Institute for War and Peace Reporting | Giving Voice, Driving Change
Racan's High-Risk Strategy
Six months into Croatia's new government and Marko Boskovic, a 64-year-old pensioner, is still waiting for the promised improvement in his living standards. Before the election, Prime Minister Ivica Racan's Social Democratic Party, SDP, assured voters they would deliver pension arrears accumulated under the previous administration. But Boskovic is still struggling to get by on his 1,500 kunas (390 German marks) a month.
Racan's government faces an up-hill battle to meet the high expectations of voters. The state treasury is empty, the economy is in crisis and unemployment is just shy of 20 per cent.
To make any headway in turning Croatia around, Racan has had to introduce a series of unpopular measures - reducing police and army budgets, enabling the return of Croatian Serb refugees, co-operating with The Hague Tribunal, delaying the repayment of debts to pensioners and postponing promised tax cuts. As a result, SDP popularity has plummeted since the January elections.
Racan's administration is made up of six parties and although the SDP holds the majority of senior posts, ministers from the smaller coalition members - the Liberal Party, the Croatian Peoples Party of President Stipe Mesic and the Istra Democratic Federation - are increasingly critical of government policy. Aware of the administration's growing unpopularity, these parties are trying to distance themselves from Racan's more controversial policies.
To govern with an increasingly fragmented six-party coalition - with different political agendas and divergent programmes - could prove impossible. And in a recent newspaper interview, Zdravko Tomac, a close party colleague of Racan and vice president of the Croatian parliament, warned that new general elections were not out of the question.
Some believe a snap poll would strengthen Racan's hand. With the former ruling Croatian Democratic Union, HDZ, in the midst of political crisis and the increasing popularity of Mesic's party, the ballot could deliver a stonger two-party, SDP and People's Party, HNS, coalition. Such an arrangement would also enable Racan and Mesic to agree on a new division of political power and help resolve their differences.
To call early elections is, however, fraught with risks. After ten years of declining living standards, people want to see and feel rapid improvements.
Racan's successes - joining the Partnership for Peace, imminent membership of the World Trade Organisation and the European Union - are unlikely to produce any genuine and immediate material benefits for the likes of pensioner Marko Boskovic.
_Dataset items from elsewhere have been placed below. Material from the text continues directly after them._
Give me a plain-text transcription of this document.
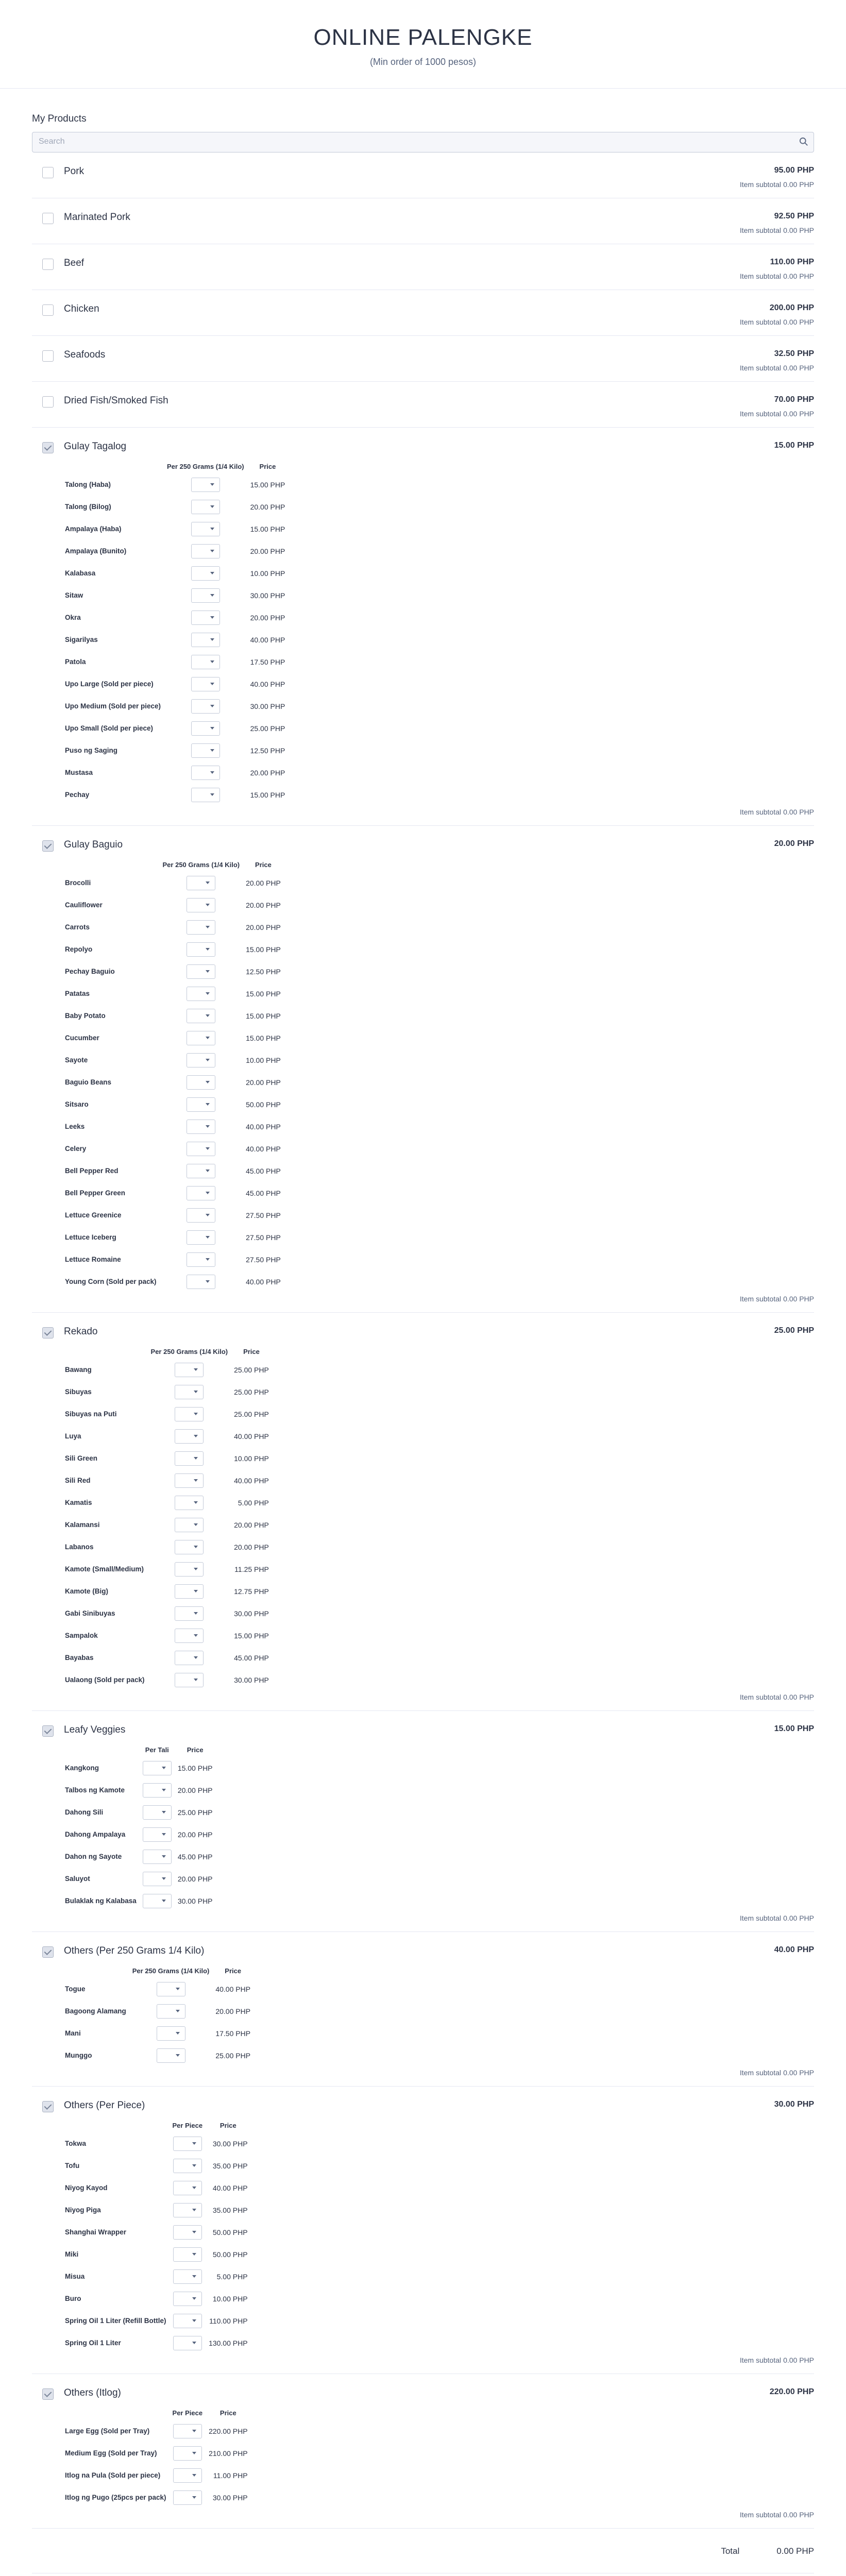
ONLINE PALENGKE
(Min order of 1000 pesos)
My Products
Search
Pork	95.00 PHP
Item subtotal 0.00 PHP
Marinated Pork	92.50 PHP
Item subtotal 0.00 PHP
Beef	110.00 PHP
Item subtotal 0.00 PHP
Chicken	200.00 PHP
Item subtotal 0.00 PHP
Seafoods	32.50 PHP
Item subtotal 0.00 PHP
Dried Fish/Smoked Fish	70.00 PHP
Item subtotal 0.00 PHP
Gulay Tagalog	15.00 PHP
	Per 250 Grams (1/4 Kilo)	Price
Talong (Haba)		15.00 PHP
Talong (Bilog)		20.00 PHP
Ampalaya (Haba)		15.00 PHP
Ampalaya (Bunito)		20.00 PHP
Kalabasa		10.00 PHP
Sitaw		30.00 PHP
Okra		20.00 PHP
Sigarilyas		40.00 PHP
Patola		17.50 PHP
Upo Large (Sold per piece)		40.00 PHP
Upo Medium (Sold per piece)		30.00 PHP
Upo Small (Sold per piece)		25.00 PHP
Puso ng Saging		12.50 PHP
Mustasa		20.00 PHP
Pechay		15.00 PHP
Item subtotal 0.00 PHP
Gulay Baguio	20.00 PHP
	Per 250 Grams (1/4 Kilo)	Price
Brocolli		20.00 PHP
Cauliflower		20.00 PHP
Carrots		20.00 PHP
Repolyo		15.00 PHP
Pechay Baguio		12.50 PHP
Patatas		15.00 PHP
Baby Potato		15.00 PHP
Cucumber		15.00 PHP
Sayote		10.00 PHP
Baguio Beans		20.00 PHP
Sitsaro		50.00 PHP
Leeks		40.00 PHP
Celery		40.00 PHP
Bell Pepper Red		45.00 PHP
Bell Pepper Green		45.00 PHP
Lettuce Greenice		27.50 PHP
Lettuce Iceberg		27.50 PHP
Lettuce Romaine		27.50 PHP
Young Corn (Sold per pack)		40.00 PHP
Item subtotal 0.00 PHP
Rekado	25.00 PHP
	Per 250 Grams (1/4 Kilo)	Price
Bawang		25.00 PHP
Sibuyas		25.00 PHP
Sibuyas na Puti		25.00 PHP
Luya		40.00 PHP
Sili Green		10.00 PHP
Sili Red		40.00 PHP
Kamatis		5.00 PHP
Kalamansi		20.00 PHP
Labanos		20.00 PHP
Kamote (Small/Medium)		11.25 PHP
Kamote (Big)		12.75 PHP
Gabi Sinibuyas		30.00 PHP
Sampalok		15.00 PHP
Bayabas		45.00 PHP
Ualaong (Sold per pack)		30.00 PHP
Item subtotal 0.00 PHP
Leafy Veggies	15.00 PHP
	Per Tali	Price
Kangkong		15.00 PHP
Talbos ng Kamote		20.00 PHP
Dahong Sili		25.00 PHP
Dahong Ampalaya		20.00 PHP
Dahon ng Sayote		45.00 PHP
Saluyot		20.00 PHP
Bulaklak ng Kalabasa		30.00 PHP
Item subtotal 0.00 PHP
Others (Per 250 Grams 1/4 Kilo)	40.00 PHP
	Per 250 Grams (1/4 Kilo)	Price
Togue		40.00 PHP
Bagoong Alamang		20.00 PHP
Mani		17.50 PHP
Munggo		25.00 PHP
Item subtotal 0.00 PHP
Others (Per Piece)	30.00 PHP
	Per Piece	Price
Tokwa		30.00 PHP
Tofu		35.00 PHP
Niyog Kayod		40.00 PHP
Niyog Piga		35.00 PHP
Shanghai Wrapper		50.00 PHP
Miki		50.00 PHP
Misua		5.00 PHP
Buro		10.00 PHP
Spring Oil 1 Liter (Refill Bottle)		110.00 PHP
Spring Oil 1 Liter		130.00 PHP
Item subtotal 0.00 PHP
Others (Itlog)	220.00 PHP
	Per Piece	Price
Large Egg (Sold per Tray)		220.00 PHP
Medium Egg (Sold per Tray)		210.00 PHP
Itlog na Pula (Sold per piece)		11.00 PHP
Itlog ng Pugo (25pcs per pack)		30.00 PHP
Item subtotal 0.00 PHP
Total	0.00 PHP
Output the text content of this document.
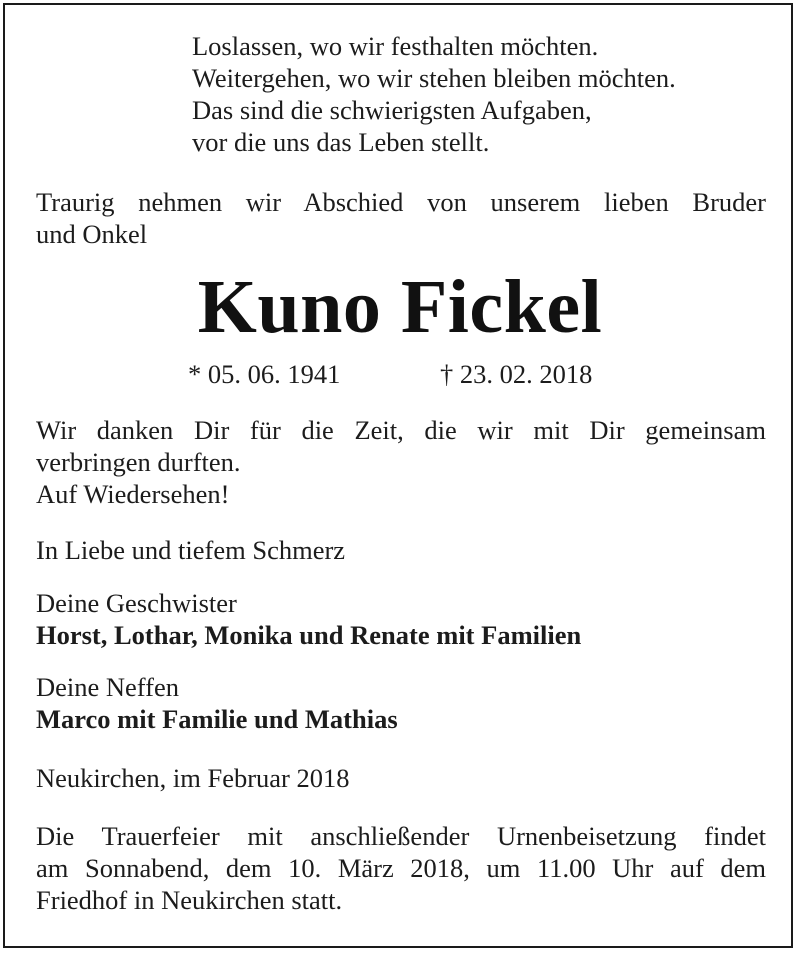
Loslassen, wo wir festhalten möchten.
Weitergehen, wo wir stehen bleiben möchten.
Das sind die schwierigsten Aufgaben,
vor die uns das Leben stellt.
Traurig nehmen wir Abschied von unserem lieben Bruder
und Onkel
Kuno Fickel
* 05. 06. 1941	† 23. 02. 2018
Wir danken Dir für die Zeit, die wir mit Dir gemeinsam
verbringen durften.
Auf Wiedersehen!
In Liebe und tiefem Schmerz
Deine Geschwister
Horst, Lothar, Monika und Renate mit Familien
Deine Neffen
Marco mit Familie und Mathias
Neukirchen, im Februar 2018
Die Trauerfeier mit anschließender Urnenbeisetzung findet
am Sonnabend, dem 10. März 2018, um 11.00 Uhr auf dem
Friedhof in Neukirchen statt.
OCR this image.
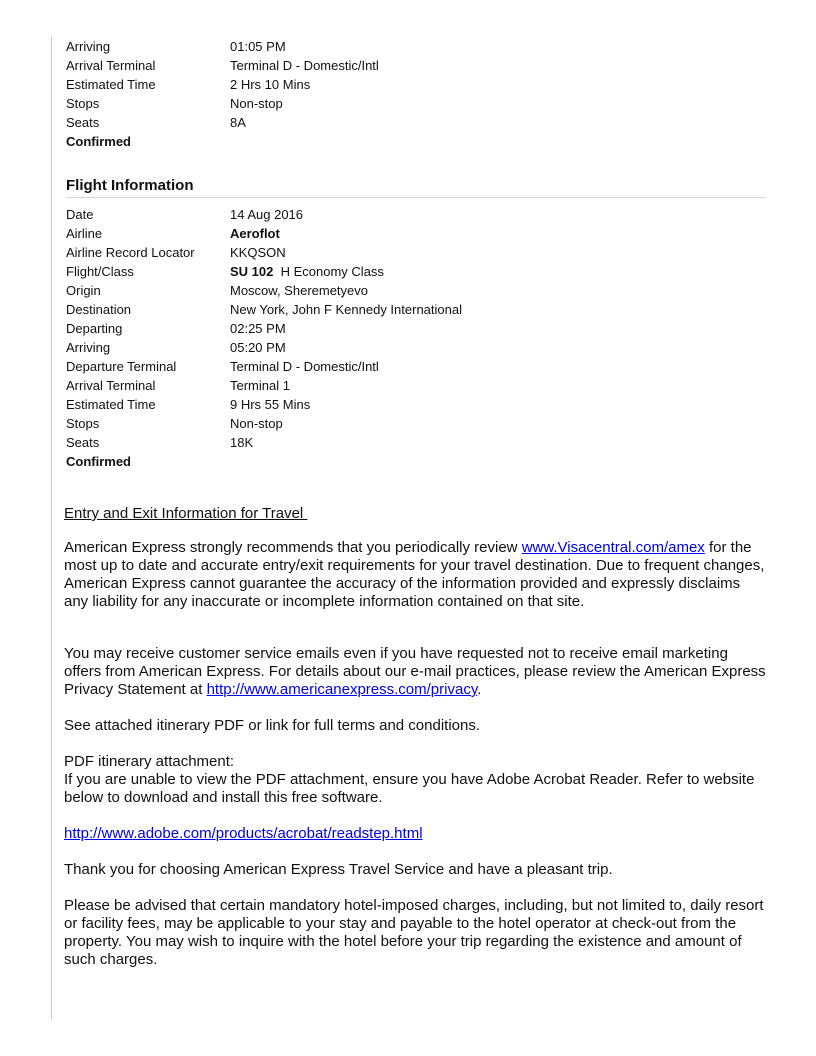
Arriving	01:05 PM
Arrival Terminal	Terminal D - Domestic/Intl
Estimated Time	2 Hrs 10 Mins
Stops	Non-stop
Seats	8A
Confirmed
Flight Information
Date	14 Aug 2016
Airline	Aeroflot
Airline Record Locator	KKQSON
Flight/Class	SU 102 H Economy Class
Origin	Moscow, Sheremetyevo
Destination	New York, John F Kennedy International
Departing	02:25 PM
Arriving	05:20 PM
Departure Terminal	Terminal D - Domestic/Intl
Arrival Terminal	Terminal 1
Estimated Time	9 Hrs 55 Mins
Stops	Non-stop
Seats	18K
Confirmed
Entry and Exit Information for Travel

American Express strongly recommends that you periodically review www.Visacentral.com/amex for the most up to date and accurate entry/exit requirements for your travel destination. Due to frequent changes, American Express cannot guarantee the accuracy of the information provided and expressly disclaims any liability for any inaccurate or incomplete information contained on that site.

You may receive customer service emails even if you have requested not to receive email marketing offers from American Express. For details about our e-mail practices, please review the American Express Privacy Statement at http://www.americanexpress.com/privacy.

See attached itinerary PDF or link for full terms and conditions.

PDF itinerary attachment:
If you are unable to view the PDF attachment, ensure you have Adobe Acrobat Reader. Refer to website below to download and install this free software.

http://www.adobe.com/products/acrobat/readstep.html

Thank you for choosing American Express Travel Service and have a pleasant trip.

Please be advised that certain mandatory hotel-imposed charges, including, but not limited to, daily resort or facility fees, may be applicable to your stay and payable to the hotel operator at check-out from the property. You may wish to inquire with the hotel before your trip regarding the existence and amount of such charges.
Having made rash promises to create 200,000 new jobs, the government is confronted with the reality of large employers going to the wall, shedding thousands of workers. The Zagreb warehouse chain, NAMA, is expected to close within the next few days. The Djura Djakovic factory in Slavonski Brod is to shut with the loss of several hundred jobs.
Worse still, the once prosperous DIOKOM factory in Split is to close. Prior to the break-up of former Yugoslavia, DIOKOM, then known as Jugoplastika, was so successful it sponsored one of the country's top basketball teams. The factory had provided components for the Zastava car factory in Kragujevac in present day Serbia.
Some analysts believe the right-wing in Croatia could seize the opportunity of an early election to foment social unrest. HDZ internal turmoil has triggered a re-alignment on the right. It is a distinct possibility that party radicals will unite with the extreme right-wing Croatian Party of Rights to produce a new and potentially powerful political force.
Politicians from the Croatian right are well known for promising quick fixes and voters disillusioned with Racan's failure to deliver tangible improvements could easily give their votes to them.
Drago Hedl is a regular contributor to IWPR.